The proposed merger, which has triggered concern amongst small industrialists as yet another attempt to kill development banking at the lower end of the scale (small and medium enterprises), has caused many other flutters in the past few months.

For example, in late June, Jayasundera committed a major faux pas when he ordered the board to resign and a new one constituted and included LDB chairman A.de Vass Gunawardene and some of the latter’s directors as nominees.

When the SME Bank company secretary wrote to the Central Bank (CB) and sought its concurrence in the appointment of the new directors, the CB said under the new Banking Act, a director cannot serve in two banks and such an appointment is illegal. The Treasury Secretary’s order was put on hold.

Then again, as per new governance rules where directors are personally held responsible for their actions, the new chairman of SME Bank Lalith R de Silva, a Finance Ministry representative appointed after the earlier blunder, hasn’t authorized the transfer of deposits and investments to LDB, though ordered to do so by the Treasury Secretary in a letter dated August 3, it is learnt.

This is based on advice that it would be considered a bad decision to transfer deposits from currently high interest commercial accounts to a low interest account. “On advice he has not transferred the deposits and investments totaling Rs 1.4 billion in which the SME Bank gets tidy interest income,” a banking analyst said

The merger between the two banks which was to include five regional development banks was recommended in the 2007 budget. However the regional banks with powerful unions resisted the move and the plan to draw them into the merger has now been abandoned.

The banking analyst said LDB has turned into an infrastructure development bank and wouldn’t service the needs of small and medium scale investors. Lankaputhra for example is funding Mihin Air among other costly and seen as politically-motivated projects and is desperately short of cash, he said, adding that the LDB is eyeing the assets at cash-rich SME Bank.

The SME Bank began in mid 2005 to fill the gap created by development finance institutions like DFCC and NDB turning into commercial banks. It was focused on entrepreneur development and venture capital. The analyst said that the difference in the SME Bank was that it is a risk taker and helps start ups unlike other DFI’s.

The SME Bank has had its own share of problems during the time it came under the purview of Rohitha Bogollagama’s then Ministry of Enterprise Development, when loans were given to cronies and political catchers. “In some cases the recipients couldn’t be traced,” the analyst said, adding that more than 1,000 loans were given.
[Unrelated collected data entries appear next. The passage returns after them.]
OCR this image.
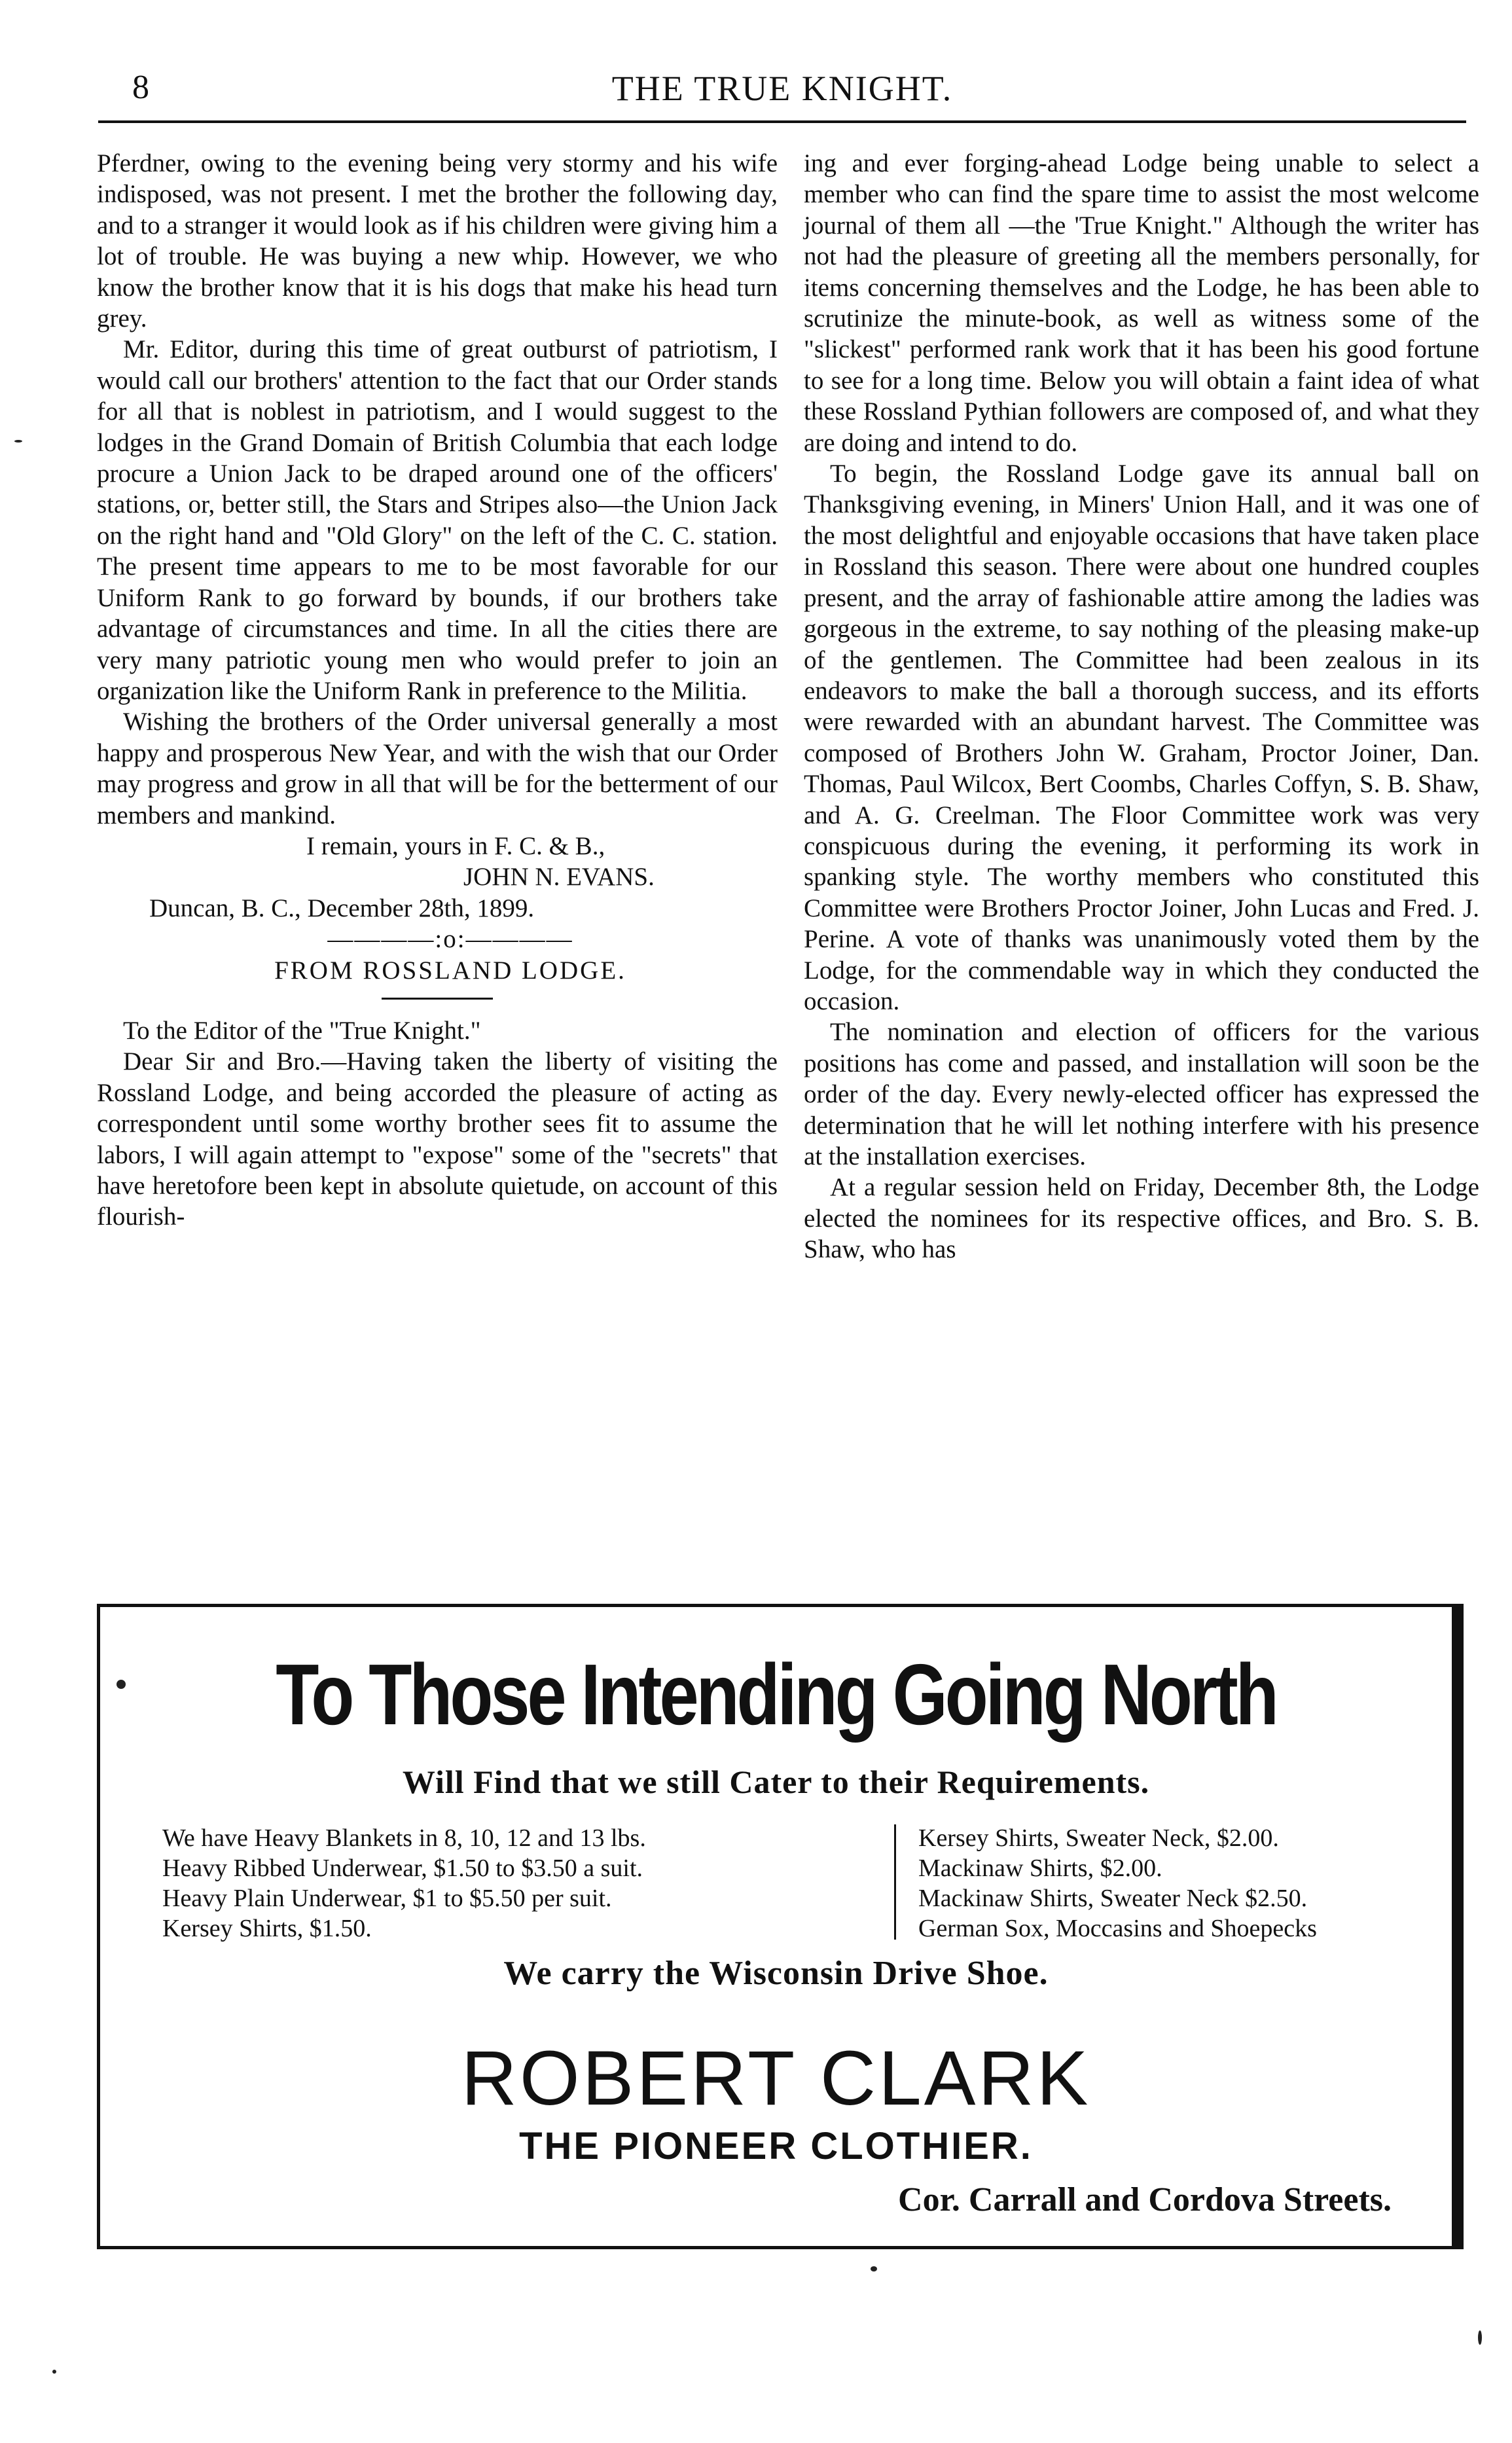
8	THE TRUE KNIGHT.

Pferdner, owing to the evening being very stormy and his wife indisposed, was not present. I met the brother the following day, and to a stranger it would look as if his children were giving him a lot of trouble. He was buying a new whip. However, we who know the brother know that it is his dogs that make his head turn grey.

Mr. Editor, during this time of great outburst of patriotism, I would call our brothers' attention to the fact that our Order stands for all that is noblest in patriotism, and I would suggest to the lodges in the Grand Domain of British Columbia that each lodge procure a Union Jack to be draped around one of the officers' stations, or, better still, the Stars and Stripes also—the Union Jack on the right hand and "Old Glory" on the left of the C. C. station. The present time appears to me to be most favorable for our Uniform Rank to go forward by bounds, if our brothers take advantage of circumstances and time. In all the cities there are very many patriotic young men who would prefer to join an organization like the Uniform Rank in preference to the Militia.

Wishing the brothers of the Order universal generally a most happy and prosperous New Year, and with the wish that our Order may progress and grow in all that will be for the betterment of our members and mankind.

I remain, yours in F. C. & B.,

JOHN N. EVANS.

Duncan, B. C., December 28th, 1899.

————:o:————

FROM ROSSLAND LODGE.

To the Editor of the "True Knight."

Dear Sir and Bro.—Having taken the liberty of visiting the Rossland Lodge, and being accorded the pleasure of acting as correspondent until some worthy brother sees fit to assume the labors, I will again attempt to "expose" some of the "secrets" that have heretofore been kept in absolute quietude, on account of this flourish-

ing and ever forging-ahead Lodge being unable to select a member who can find the spare time to assist the most welcome journal of them all —the 'True Knight." Although the writer has not had the pleasure of greeting all the members personally, for items concerning themselves and the Lodge, he has been able to scrutinize the minute-book, as well as witness some of the "slickest" performed rank work that it has been his good fortune to see for a long time. Below you will obtain a faint idea of what these Rossland Pythian followers are composed of, and what they are doing and intend to do.

To begin, the Rossland Lodge gave its annual ball on Thanksgiving evening, in Miners' Union Hall, and it was one of the most delightful and enjoyable occasions that have taken place in Rossland this season. There were about one hundred couples present, and the array of fashionable attire among the ladies was gorgeous in the extreme, to say nothing of the pleasing make-up of the gentlemen. The Committee had been zealous in its endeavors to make the ball a thorough success, and its efforts were rewarded with an abundant harvest. The Committee was composed of Brothers John W. Graham, Proctor Joiner, Dan. Thomas, Paul Wilcox, Bert Coombs, Charles Coffyn, S. B. Shaw, and A. G. Creelman. The Floor Committee work was very conspicuous during the evening, it performing its work in spanking style. The worthy members who constituted this Committee were Brothers Proctor Joiner, John Lucas and Fred. J. Perine. A vote of thanks was unanimously voted them by the Lodge, for the commendable way in which they conducted the occasion.

The nomination and election of officers for the various positions has come and passed, and installation will soon be the order of the day. Every newly-elected officer has expressed the determination that he will let nothing interfere with his presence at the installation exercises.

At a regular session held on Friday, December 8th, the Lodge elected the nominees for its respective offices, and Bro. S. B. Shaw, who has

To Those Intending Going North
Will Find that we still Cater to their Requirements.
We have Heavy Blankets in 8, 10, 12 and 13 lbs.
Heavy Ribbed Underwear, $1.50 to $3.50 a suit.
Heavy Plain Underwear, $1 to $5.50 per suit.
Kersey Shirts, $1.50.
Kersey Shirts, Sweater Neck, $2.00.
Mackinaw Shirts, $2.00.
Mackinaw Shirts, Sweater Neck $2.50.
German Sox, Moccasins and Shoepecks
We carry the Wisconsin Drive Shoe.
ROBERT CLARK
THE PIONEER CLOTHIER.
Cor. Carrall and Cordova Streets.
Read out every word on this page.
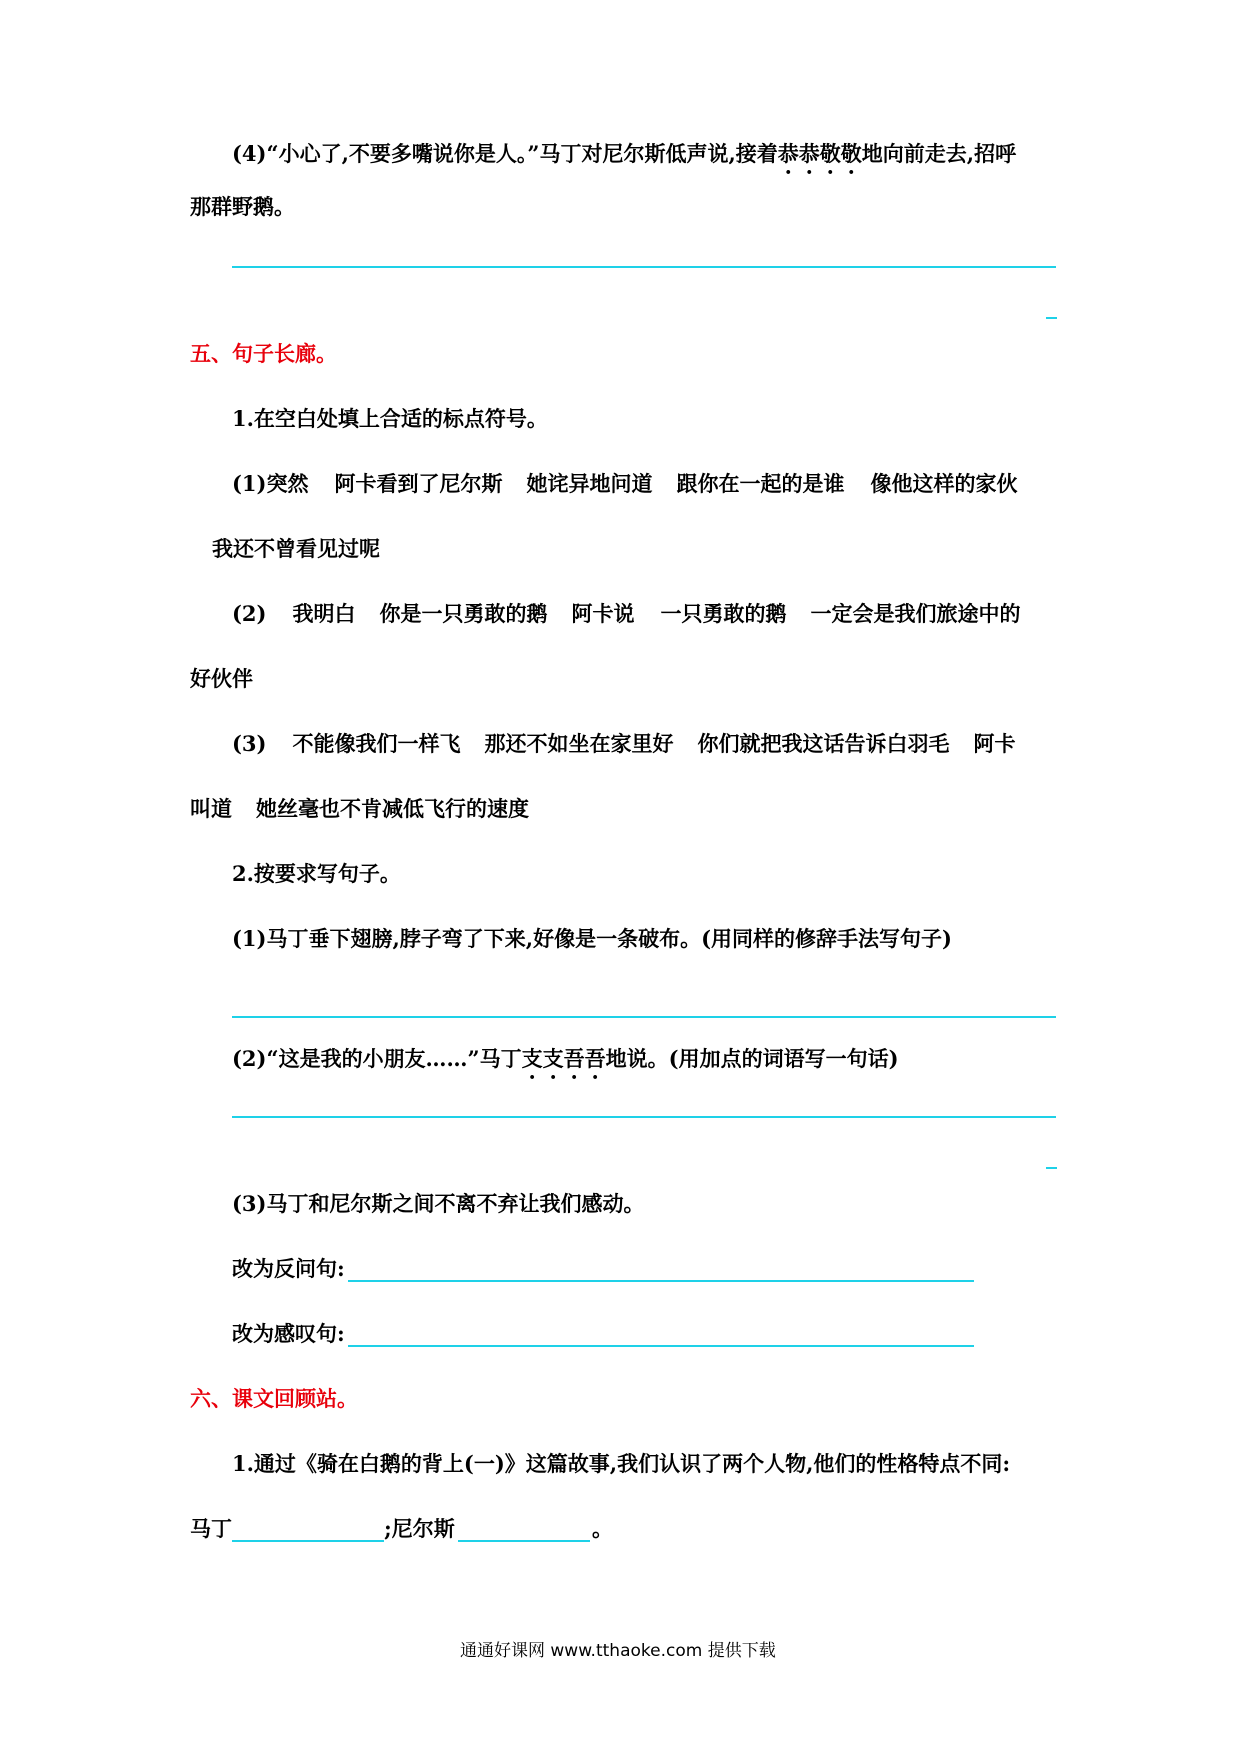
(4)“小心了,不要多嘴说你是人。”马丁对尼尔斯低声说,接着恭恭敬敬地向前走去,招呼
那群野鹅。
五、句子长廊。
1.在空白处填上合适的标点符号。
(1)突然 阿卡看到了尼尔斯 她诧异地问道 跟你在一起的是谁 像他这样的家伙
我还不曾看见过呢
(2) 我明白 你是一只勇敢的鹅 阿卡说 一只勇敢的鹅 一定会是我们旅途中的
好伙伴
(3) 不能像我们一样飞 那还不如坐在家里好 你们就把我这话告诉白羽毛 阿卡
叫道 她丝毫也不肯减低飞行的速度
2.按要求写句子。
(1)马丁垂下翅膀,脖子弯了下来,好像是一条破布。(用同样的修辞手法写句子)
(2)“这是我的小朋友……”马丁支支吾吾地说。(用加点的词语写一句话)
(3)马丁和尼尔斯之间不离不弃让我们感动。
改为反问句:
改为感叹句:
六、课文回顾站。
1.通过《骑在白鹅的背上(一)》这篇故事,我们认识了两个人物,他们的性格特点不同:
马丁	;尼尔斯	。
通通好课网 www.tthaoke.com 提供下载
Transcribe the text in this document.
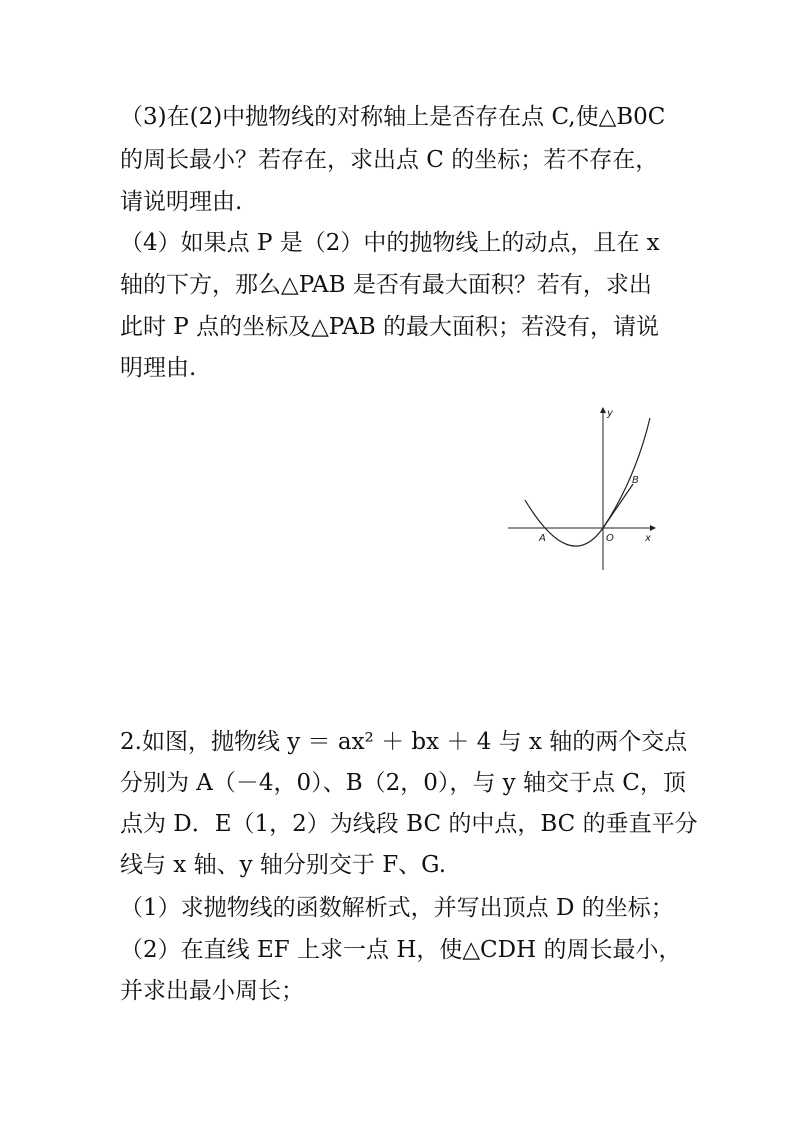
（3)在(2)中抛物线的对称轴上是否存在点 C,使△B0C
的周长最小？若存在，求出点 C 的坐标；若不存在，
请说明理由.
（4）如果点 P 是（2）中的抛物线上的动点，且在 x
轴的下方，那么△PAB 是否有最大面积？若有，求出
此时 P 点的坐标及△PAB 的最大面积；若没有，请说
明理由.
y
x
O
A
B
2.如图，抛物线 y ＝ ax² ＋ bx ＋ 4 与 x 轴的两个交点
分别为 A（－4，0）、B（2，0），与 y 轴交于点 C，顶
点为 D．E（1，2）为线段 BC 的中点，BC 的垂直平分
线与 x 轴、y 轴分别交于 F、G.
（1）求抛物线的函数解析式，并写出顶点 D 的坐标；
（2）在直线 EF 上求一点 H，使△CDH 的周长最小，
并求出最小周长；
He said the NPA (Non Performing Assets) is 35 percent of the loan portfolio with many expected to be written off. The bank has lent more than Rs 500 million in loans so far while investing Rs 1.4 million in interest-accruing deposits.

The analyst said the authorities were turning away from good development banking facilities for small investors at a time when the World Bank itself has complimented DFCC as a model DFI in the world.